Building AI-Powered APIs with LLMs as Backend Logic
At work, my team recently built a distributed system that leverages AI to perform backend logic. This represents one of the more practical archetypes of AI applications — where a large language model (LLM) is embedded directly into the business logic layer of a service.
Rather than interacting with the model via a chat UI like ChatGPT, this architecture integrates the LLM as a service component. The interaction pattern, however, remains similar: we send a conversation history to the model as context and receive the next response in return.
Treating LLMs as Programmable Business Logic
In this paradigm, the chat history serves as a structured prompt, functioning almost like a programming template. Think of this as providing chat history as a template that will get you the next response from the LLM.
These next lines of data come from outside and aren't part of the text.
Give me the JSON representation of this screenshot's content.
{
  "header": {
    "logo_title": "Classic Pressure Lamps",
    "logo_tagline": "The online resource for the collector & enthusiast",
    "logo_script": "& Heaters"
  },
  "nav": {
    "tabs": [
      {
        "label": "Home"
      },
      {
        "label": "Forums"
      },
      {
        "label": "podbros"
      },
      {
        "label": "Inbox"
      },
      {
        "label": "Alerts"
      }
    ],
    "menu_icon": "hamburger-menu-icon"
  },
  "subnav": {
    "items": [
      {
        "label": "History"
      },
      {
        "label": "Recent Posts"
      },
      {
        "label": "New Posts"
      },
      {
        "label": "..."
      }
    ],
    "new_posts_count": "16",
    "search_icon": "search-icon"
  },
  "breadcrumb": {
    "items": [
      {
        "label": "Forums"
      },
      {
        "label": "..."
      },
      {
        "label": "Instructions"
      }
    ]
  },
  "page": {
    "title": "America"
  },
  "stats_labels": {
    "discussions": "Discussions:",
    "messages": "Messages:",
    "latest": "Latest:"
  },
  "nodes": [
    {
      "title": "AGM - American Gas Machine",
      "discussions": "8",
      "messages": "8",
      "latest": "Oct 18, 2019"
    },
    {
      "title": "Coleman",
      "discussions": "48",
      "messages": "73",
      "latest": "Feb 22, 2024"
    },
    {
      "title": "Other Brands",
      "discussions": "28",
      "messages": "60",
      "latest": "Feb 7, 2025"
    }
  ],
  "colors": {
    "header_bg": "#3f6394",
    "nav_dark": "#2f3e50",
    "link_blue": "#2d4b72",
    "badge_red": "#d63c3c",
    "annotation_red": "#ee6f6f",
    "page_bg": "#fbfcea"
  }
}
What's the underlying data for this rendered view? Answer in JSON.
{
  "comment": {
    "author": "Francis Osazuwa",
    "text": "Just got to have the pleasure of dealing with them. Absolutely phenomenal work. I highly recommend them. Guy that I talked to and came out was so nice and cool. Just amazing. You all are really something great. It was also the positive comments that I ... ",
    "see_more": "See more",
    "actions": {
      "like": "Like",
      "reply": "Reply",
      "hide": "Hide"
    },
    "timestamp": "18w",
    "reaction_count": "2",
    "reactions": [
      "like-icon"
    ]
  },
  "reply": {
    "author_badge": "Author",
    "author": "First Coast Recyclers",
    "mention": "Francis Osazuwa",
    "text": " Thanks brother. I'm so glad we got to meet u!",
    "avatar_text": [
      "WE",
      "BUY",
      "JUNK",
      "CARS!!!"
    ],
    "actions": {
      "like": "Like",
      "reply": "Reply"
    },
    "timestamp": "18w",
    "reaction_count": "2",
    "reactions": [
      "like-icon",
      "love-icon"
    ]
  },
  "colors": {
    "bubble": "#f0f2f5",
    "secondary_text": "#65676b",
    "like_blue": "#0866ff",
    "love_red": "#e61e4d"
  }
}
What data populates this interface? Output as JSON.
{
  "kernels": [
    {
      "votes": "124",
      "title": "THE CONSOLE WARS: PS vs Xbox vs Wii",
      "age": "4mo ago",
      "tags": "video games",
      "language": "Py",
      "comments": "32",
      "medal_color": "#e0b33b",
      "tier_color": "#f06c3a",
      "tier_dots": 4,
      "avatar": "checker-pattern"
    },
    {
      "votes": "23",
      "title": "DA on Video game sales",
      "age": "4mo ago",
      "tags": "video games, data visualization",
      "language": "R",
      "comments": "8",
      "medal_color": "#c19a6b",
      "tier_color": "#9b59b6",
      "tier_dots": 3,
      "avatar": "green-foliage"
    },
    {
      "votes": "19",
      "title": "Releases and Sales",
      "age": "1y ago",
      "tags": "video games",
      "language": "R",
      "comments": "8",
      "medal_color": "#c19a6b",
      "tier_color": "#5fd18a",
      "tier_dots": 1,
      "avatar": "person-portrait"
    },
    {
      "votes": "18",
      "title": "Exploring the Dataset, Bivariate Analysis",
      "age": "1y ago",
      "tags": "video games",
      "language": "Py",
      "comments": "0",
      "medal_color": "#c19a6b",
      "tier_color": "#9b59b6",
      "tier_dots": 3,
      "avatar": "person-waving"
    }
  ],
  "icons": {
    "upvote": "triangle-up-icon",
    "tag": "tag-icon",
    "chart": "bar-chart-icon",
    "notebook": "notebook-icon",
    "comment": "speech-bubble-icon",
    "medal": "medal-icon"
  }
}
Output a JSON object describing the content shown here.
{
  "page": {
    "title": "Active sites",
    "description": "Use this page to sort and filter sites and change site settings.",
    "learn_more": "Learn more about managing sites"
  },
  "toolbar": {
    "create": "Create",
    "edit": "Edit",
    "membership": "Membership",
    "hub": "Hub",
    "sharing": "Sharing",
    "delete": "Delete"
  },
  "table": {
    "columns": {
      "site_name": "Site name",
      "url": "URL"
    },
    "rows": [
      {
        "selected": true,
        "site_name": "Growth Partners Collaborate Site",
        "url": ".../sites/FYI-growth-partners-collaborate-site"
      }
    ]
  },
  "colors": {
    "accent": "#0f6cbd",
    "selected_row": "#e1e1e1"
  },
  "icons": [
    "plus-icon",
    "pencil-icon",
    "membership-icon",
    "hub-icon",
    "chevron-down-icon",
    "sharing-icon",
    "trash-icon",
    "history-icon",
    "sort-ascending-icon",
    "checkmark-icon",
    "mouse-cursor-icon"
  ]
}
The model interprets this history and returns a response, which, in many use cases, should be in a machine-readable format. I’ve found that asking the LLM to return its response as JSON provides the best results. This approach allows me to deserialize the output into a native object, which can then be passed to other components within the system.
For example, the deserialized object might become part of an HTTP response returned to a client, an event published to a messaging system like Azure Service Bus or Kafka, or simply an input to another class method in a C# application. Treating the LLM’s output as part of a well-defined data flow keeps the AI component predictable and easier to integrate.
The Challenge of Reliable JSON Responses
Of course, asking an LLM to produce structured output isn’t a deterministic process. It’s a balancing act between crafting the right prompt and selecting the right model. Despite improvements in LLM reliability, the AI doesn’t always return perfect JSON, and even minor inconsistencies can break the downstream systems that rely on parsing that output.
For that reason, being able to experiment with different prompts and quickly deploy different model configurations is critical. I need to be able to spin up new models on demand and adjust their capacity based on my testing needs. This flexibility is especially important during the prototyping phase, when I’m iterating on prompt design or evaluating different output structures.
Provisioning Azure OpenAI Models for API Logic
To support this development pattern, I initially provisioned an Azure OpenAI service using Terraform:
resource "azurerm_cognitive_account" "openai" {
name = "oai-${var.application_name}-${var.environment_name}"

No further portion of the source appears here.